SpaceX goes old-school to fuel new rockets
In a move fitting of a steam punk feature film plot line, the most advanced heavy lift rocket on Earth will one day be fueled by a gas station on Mars powered with 1890’s tech.
The SpaceX Starship is revolutionary in about every way; from its stainless steel body to its ability to land vertically, there is simply no craft quite like it. The one feature though that sets it apart from any other spacecraft – and makes it perfectly suited for Mars are the “Raptor” engines that power it. These revolutionary engines are not only some of the most powerful rocket engines ever created but they are also one of the only built to run on a Methane-Oxygen fuel blend. SpaceX specifically designed the “Raptor” version of its engines to use Methane and Oxygen because both chemicals can be created on Mars using nothing more than the CO2 in the atmosphere and a small supply of hydrogen.

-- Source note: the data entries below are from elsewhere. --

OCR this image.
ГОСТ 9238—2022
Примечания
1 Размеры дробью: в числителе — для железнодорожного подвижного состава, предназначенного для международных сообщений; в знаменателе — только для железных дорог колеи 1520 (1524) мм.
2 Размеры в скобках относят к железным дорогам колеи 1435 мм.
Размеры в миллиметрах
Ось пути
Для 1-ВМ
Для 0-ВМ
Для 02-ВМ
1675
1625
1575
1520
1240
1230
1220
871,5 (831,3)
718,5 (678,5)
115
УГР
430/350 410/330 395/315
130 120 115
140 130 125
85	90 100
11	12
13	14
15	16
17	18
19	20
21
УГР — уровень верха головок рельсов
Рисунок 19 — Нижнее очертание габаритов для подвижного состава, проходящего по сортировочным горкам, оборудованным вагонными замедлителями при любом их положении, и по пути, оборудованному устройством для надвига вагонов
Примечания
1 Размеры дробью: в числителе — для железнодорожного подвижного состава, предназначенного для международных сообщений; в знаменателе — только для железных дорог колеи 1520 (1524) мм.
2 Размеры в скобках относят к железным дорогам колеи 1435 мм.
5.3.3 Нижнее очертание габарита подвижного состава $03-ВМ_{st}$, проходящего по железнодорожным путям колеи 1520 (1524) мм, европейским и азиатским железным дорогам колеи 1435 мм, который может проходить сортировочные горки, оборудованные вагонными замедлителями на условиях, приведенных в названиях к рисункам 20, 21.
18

Producing methane out of CO2 is not new science but actually tried and true 1890’s tech. The science was pioneered by the French chemists Paul Sabatier and Jean-Baptiste Senderens in 1897 and is surprisingly simple. CO2 is mixed with Hydrogen in a chemical reactor and under the right conditions it produces Methane and water. The process is well known and has been used for over 100 years to produce Methane commercially. The concept of using Sabatier methanation to create rocket fuel is also not a new one. In 1986, NASA proposed this solution alongside a new (and at that point undeveloped) engine that could burn Methane and Oxygen. Then in the early 1990’s, scientists at Martin Marietta built a fully functional prototype sabatier CO2 reactor for NASA that produced methane at 94% efficiency proving this old science is ready to fuel new rockets.
The remaining chemicals, hydrogen and oxygen, can both be produced on Mars through electrolysis. NASA’s Perseverance Rover is currently making oxygen on Mars out of carbon dioxide (CO2) using MOXIE (Mars Oxygen In-situ Resource Utilization Experiment), which splits the carbon and oxygen apart. The NASA Curiosity Rover and orbiting Mars reconnaissance satellites have both found evidence of surface and subsurface water that could be used to produce hydrogen and oxygen.
The Raptor engine in its current form (Raptor V2) is a marvel of science. The Raptor V2 is a full-flow staged-combustion-cycle rocket engine and each one is able to produce up to 230 tons (~510,000 lbf) of thrust at sea level. The starship has six Raptor V2s and the booster has a total of 33 Raptor V2 engines. Combined, these revolutionary engines are capable of generating over 16 million pounds of thrust at launch. That much raw power translates to 100+ tons lifted into low earth orbit placing Starship in the same lift category as the famed Saturn V rocket and Space Shuttle.
In another steam punk styled twist of fate, the sabatier reactor may actually give the beloved internal combustion engine a new purpose – on Mars. Using adapters available at most hardware stores, a gasoline engine can be easily converted to burning a methane-oxygen blend that will run perfectly well in Mars’ carbon dioxide rich atmosphere. This simple solution would allow readily available small engine powered generators to run on the same fuel the Raptor engines need. Small highly efficient generators can be found at any hardware store and with a few small changes can be used to power a Mars settlement when solar is not available or when higher loads are needed.
The Mars Blueprint for exploring and settling red planet must include an accessible and renewable source of fuel at both ends of the journey. Using a little 1890’s tech will single handedly give future explorers the ability to power critical equipment and enable regular two-way trips between the planets with the heavy payloads that are critical to create a sustained manned presence on Mars. Turning Mars atmosphere into fuel via the Sabatier process is the key to this plan and employs the “living off the land” strategy used by the most successful explorers in Earth’s history.